Les fabricants de mémoire peuvent produire des composants destinés aux voitures, aux smartphones, aux ordinateurs ou aux serveurs. Mais la croissance rapide de l’intelligence artificielle modifie leurs priorités.

Les puces destinées aux centres de données sont généralement plus performantes et plus rentables. Les fabricants ont donc intérêt à consacrer davantage de capacités aux entreprises spécialisées dans le cloud et l’IA.

TrendForce estimait ainsi que les prix contractuels de la DRAM traditionnelle avaient progressé de 90 à 95 % au premier trimestre 2026. Les mémoires LPDDR4X et LPDDR5X, utilisées dans de nombreux appareils électroniques, ont également enregistré des hausses proches de 90 % sur le trimestre.

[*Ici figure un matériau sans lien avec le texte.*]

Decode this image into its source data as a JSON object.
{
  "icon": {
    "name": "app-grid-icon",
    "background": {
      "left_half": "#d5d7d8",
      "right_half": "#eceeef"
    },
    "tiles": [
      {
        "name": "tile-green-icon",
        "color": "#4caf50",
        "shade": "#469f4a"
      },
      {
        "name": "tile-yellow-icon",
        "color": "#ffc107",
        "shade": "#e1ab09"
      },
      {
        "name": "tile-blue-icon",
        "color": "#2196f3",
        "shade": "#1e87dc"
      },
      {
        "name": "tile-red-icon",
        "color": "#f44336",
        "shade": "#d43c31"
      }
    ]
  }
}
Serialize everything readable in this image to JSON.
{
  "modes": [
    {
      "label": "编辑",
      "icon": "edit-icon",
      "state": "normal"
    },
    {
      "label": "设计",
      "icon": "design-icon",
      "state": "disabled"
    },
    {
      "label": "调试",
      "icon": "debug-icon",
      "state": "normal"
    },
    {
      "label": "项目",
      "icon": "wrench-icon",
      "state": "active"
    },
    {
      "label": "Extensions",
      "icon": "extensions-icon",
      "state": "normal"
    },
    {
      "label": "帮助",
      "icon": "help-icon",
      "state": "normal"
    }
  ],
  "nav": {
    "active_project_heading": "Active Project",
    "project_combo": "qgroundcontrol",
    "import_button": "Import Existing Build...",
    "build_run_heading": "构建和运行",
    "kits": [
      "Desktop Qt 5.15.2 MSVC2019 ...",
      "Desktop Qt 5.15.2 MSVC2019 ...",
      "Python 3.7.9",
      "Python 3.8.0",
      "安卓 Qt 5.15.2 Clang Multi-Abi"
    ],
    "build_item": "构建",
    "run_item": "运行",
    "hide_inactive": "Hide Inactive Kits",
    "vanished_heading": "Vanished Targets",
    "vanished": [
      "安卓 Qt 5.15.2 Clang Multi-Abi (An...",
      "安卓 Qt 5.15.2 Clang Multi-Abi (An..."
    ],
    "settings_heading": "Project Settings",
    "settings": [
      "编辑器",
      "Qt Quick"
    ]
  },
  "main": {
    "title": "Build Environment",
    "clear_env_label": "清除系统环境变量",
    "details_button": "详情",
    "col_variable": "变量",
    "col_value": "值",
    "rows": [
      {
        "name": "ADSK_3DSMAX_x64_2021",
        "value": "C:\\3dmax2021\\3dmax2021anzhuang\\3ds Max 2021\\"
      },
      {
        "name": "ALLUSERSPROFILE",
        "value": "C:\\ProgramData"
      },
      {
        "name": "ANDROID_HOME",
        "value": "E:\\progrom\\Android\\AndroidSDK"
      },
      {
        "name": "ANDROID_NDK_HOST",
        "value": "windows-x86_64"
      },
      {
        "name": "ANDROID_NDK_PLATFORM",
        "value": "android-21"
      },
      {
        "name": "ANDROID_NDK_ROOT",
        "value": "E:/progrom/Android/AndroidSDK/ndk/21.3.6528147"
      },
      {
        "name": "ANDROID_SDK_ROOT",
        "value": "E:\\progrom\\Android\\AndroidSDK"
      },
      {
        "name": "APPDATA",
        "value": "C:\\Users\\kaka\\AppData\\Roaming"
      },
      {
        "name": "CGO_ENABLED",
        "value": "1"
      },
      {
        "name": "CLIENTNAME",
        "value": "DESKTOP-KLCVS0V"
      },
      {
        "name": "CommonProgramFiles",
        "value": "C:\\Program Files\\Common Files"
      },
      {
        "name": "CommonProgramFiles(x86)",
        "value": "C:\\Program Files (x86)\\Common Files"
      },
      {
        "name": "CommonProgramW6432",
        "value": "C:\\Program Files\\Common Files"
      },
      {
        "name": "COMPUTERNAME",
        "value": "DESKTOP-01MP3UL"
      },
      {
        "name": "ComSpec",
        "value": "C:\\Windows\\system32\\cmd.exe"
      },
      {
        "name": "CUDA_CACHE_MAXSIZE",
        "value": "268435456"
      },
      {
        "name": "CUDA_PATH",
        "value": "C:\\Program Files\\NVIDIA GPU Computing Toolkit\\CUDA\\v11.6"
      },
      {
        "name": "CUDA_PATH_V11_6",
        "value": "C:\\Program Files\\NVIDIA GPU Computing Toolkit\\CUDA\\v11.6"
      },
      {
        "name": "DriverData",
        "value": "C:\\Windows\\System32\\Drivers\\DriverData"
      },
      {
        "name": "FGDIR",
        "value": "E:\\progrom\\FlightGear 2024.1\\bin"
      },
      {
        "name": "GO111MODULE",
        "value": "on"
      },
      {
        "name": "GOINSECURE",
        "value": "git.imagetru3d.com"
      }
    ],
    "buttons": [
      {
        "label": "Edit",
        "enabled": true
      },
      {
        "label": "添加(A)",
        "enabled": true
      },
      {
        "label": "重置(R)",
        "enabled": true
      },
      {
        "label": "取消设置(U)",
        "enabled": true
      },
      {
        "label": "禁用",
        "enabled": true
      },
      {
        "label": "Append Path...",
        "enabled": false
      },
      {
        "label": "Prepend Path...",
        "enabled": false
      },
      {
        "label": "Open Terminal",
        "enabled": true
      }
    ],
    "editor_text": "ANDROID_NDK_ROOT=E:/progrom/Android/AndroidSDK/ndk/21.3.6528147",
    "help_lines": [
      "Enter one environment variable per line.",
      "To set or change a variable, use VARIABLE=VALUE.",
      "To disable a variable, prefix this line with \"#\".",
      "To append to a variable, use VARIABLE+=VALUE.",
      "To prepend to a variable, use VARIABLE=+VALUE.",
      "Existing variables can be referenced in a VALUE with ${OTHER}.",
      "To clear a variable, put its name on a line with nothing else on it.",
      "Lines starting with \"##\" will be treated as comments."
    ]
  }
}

Pour le secteur automobile, S&P Global Mobility évoquait déjà une augmentation d’environ 70 % sur un an du prix de la mémoire LPDDR4 en janvier 2026.

Pourquoi la situation pourrait encore se compliquer

Les constructeurs automobiles utilisent souvent des générations de mémoire plus anciennes que celles des centres de données. Ces composants sont éprouvés, fiables et certifiés pour fonctionner pendant de nombreuses années dans des conditions difficiles.

Mais certains fabricants commencent progressivement à réduire leur production de DDR4 et de LPDDR4 afin de se concentrer sur des technologies plus récentes et plus rentables.

Changer de génération de mémoire n’est pas simple pour un constructeur. Il faut parfois modifier les calculateurs, adapter les logiciels et réaliser de nouveaux tests de sécurité. Cette transition peut donc entraîner des coûts supplémentaires, même lorsque les puces restent disponibles.

Les voitures vont-elles vraiment coûter plus cher ?

Pour le moment, les grands constructeurs ne prévoient pas officiellement d’augmenter leurs tarifs uniquement à cause de la mémoire. Certains disposent de contrats à long terme avec leurs équipementiers, tandis que d’autres ont renforcé leurs stocks après la pénurie de semi-conducteurs de 2021.

Mais si la hausse des prix se prolonge, les marques ne pourront pas nécessairement absorber tous les surcoûts. Elles pourraient alors augmenter leurs tarifs, proposer certains équipements en option ou simplifier les systèmes multimédias des modèles les moins chers.

Le constructeur chinois Nio a par exemple évoqué un surcoût de plusieurs milliers d’euros sur la fabrication de son grand SUV ES8, lié notamment aux puces mémoire et aux matières premières. Une répercussion totale de ces dépenses pourrait représenter jusqu’à environ 3 600 euros supplémentaires, même si cette estimation ne peut pas être généralisée à toutes les voitures.

La hausse ne devrait donc pas être identique pour chaque véhicule. Les modèles premium, électriques ou équipés de nombreuses aides à la conduite sont susceptibles d’être davantage exposés que les voitures plus simples.

L’intelligence artificielle ne fera pas forcément bondir immédiatement tous les prix. Elle ajoute toutefois une nouvelle pression sur une industrie automobile déjà confrontée au coût des batteries, aux normes environnementales et à l’augmentation des équipements technologiques.